I’m trying to switch from old EmbeddingIntentClassifier with Duckling to DIET Classifier solely. However, I came across some problems with entitiy extraction part.
I need some number
entities to be extracted and converted to numeric form. For ex. “three thousand” should be extracted as number and returned to me as “3000”. This is how Duckling worked and how I need it (my form action maps this numbers to the slots which I write in my corresponding database table).
For this reason I have included EntitySynonymMapper
in my pipeline and provided this kind of data in my nlu.md file:
- [eight]{"entity": "number", "value": "8"}
- [twelve]{"entity": "number", "value": "12"}
- [two thousand and six hundred]{"entity": "number", "value": "2600"}
- [seven hundred and sixty]{"entity": "number", "value": "760"}
However, it still returns the numbers in string format like this:
* inform: [fifteen thousand](number)
What am I doing wrong?

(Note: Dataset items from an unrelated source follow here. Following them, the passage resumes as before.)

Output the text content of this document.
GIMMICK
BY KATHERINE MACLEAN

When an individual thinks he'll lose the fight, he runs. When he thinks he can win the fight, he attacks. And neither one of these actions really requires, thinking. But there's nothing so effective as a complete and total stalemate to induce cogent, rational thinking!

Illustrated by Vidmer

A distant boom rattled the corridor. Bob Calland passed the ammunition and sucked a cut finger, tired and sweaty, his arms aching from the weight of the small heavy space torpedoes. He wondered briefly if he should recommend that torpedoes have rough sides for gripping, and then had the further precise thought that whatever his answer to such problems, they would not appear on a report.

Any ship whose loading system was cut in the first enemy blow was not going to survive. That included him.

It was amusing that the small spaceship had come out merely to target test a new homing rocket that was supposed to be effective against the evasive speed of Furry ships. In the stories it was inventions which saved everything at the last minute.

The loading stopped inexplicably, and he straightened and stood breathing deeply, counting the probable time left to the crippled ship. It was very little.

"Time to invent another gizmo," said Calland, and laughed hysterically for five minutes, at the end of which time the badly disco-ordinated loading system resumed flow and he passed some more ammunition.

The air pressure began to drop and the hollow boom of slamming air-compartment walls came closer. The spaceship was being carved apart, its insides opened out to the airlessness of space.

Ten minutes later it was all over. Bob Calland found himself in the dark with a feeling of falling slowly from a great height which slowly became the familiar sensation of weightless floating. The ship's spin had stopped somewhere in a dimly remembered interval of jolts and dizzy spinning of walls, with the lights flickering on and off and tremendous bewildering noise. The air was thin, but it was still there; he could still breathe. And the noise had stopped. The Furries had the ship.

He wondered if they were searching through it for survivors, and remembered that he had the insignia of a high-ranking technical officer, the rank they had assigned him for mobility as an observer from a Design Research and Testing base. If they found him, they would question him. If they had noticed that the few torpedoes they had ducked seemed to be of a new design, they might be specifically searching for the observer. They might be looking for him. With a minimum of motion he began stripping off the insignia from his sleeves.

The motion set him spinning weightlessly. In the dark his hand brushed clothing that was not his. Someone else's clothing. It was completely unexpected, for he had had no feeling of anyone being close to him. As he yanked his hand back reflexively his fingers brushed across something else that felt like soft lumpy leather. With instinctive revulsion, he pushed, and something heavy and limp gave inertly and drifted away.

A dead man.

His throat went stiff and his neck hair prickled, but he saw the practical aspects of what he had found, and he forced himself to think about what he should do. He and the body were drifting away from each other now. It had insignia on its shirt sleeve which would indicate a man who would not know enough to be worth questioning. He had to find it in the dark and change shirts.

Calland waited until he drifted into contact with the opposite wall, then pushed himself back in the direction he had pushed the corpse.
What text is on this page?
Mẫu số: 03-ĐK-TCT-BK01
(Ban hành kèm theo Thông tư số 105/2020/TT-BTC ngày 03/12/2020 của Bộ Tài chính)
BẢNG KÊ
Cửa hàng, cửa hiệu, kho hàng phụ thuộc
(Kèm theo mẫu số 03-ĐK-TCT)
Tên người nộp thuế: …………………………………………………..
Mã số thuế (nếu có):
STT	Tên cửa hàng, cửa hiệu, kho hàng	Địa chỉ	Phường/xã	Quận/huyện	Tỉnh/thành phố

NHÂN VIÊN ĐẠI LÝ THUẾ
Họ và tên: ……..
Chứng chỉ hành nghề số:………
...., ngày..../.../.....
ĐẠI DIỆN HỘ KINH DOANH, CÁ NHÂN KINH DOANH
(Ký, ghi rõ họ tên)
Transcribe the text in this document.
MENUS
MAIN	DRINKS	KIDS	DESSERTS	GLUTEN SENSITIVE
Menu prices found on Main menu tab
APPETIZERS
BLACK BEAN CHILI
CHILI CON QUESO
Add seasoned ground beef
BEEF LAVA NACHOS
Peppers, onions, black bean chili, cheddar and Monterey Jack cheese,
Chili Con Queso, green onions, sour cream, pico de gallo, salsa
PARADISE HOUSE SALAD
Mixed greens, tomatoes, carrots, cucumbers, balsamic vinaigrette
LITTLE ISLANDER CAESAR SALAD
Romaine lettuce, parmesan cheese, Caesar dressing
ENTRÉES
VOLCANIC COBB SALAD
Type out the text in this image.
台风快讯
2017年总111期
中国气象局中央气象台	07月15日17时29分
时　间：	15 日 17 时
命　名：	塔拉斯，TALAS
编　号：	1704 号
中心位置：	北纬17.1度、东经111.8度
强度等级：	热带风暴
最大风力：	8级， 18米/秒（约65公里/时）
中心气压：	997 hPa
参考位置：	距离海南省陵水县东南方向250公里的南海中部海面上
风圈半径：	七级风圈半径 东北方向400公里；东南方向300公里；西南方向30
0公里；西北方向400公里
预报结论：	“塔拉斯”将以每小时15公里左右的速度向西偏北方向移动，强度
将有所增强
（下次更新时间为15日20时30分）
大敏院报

Any suggestions?
This is the pipeline I’m using:
pipeline:
- name: ConveRTTokenizer
- name: ConveRTFeaturizer
- name: RegexFeaturizer
- name: LexicalSyntacticFeaturizer
- name: CountVectorsFeaturizer
analyzer: char_wb
min_ngram: 1
max_ngram: 4
- name: CountVectorsFeaturizer
- name: DIETClassifier
epochs: 100
num_transformer_layers: 4
transformer_size: 256
use_masked_language_model: True
drop_rate: 0.25
weight_sparsity: 0.7
batch_size: [64, 256]
embedding_dimension: 30
hidden_layer_sizes:
text: [512, 128]
- name: EntitySynonymMapper
- name: ResponseSelector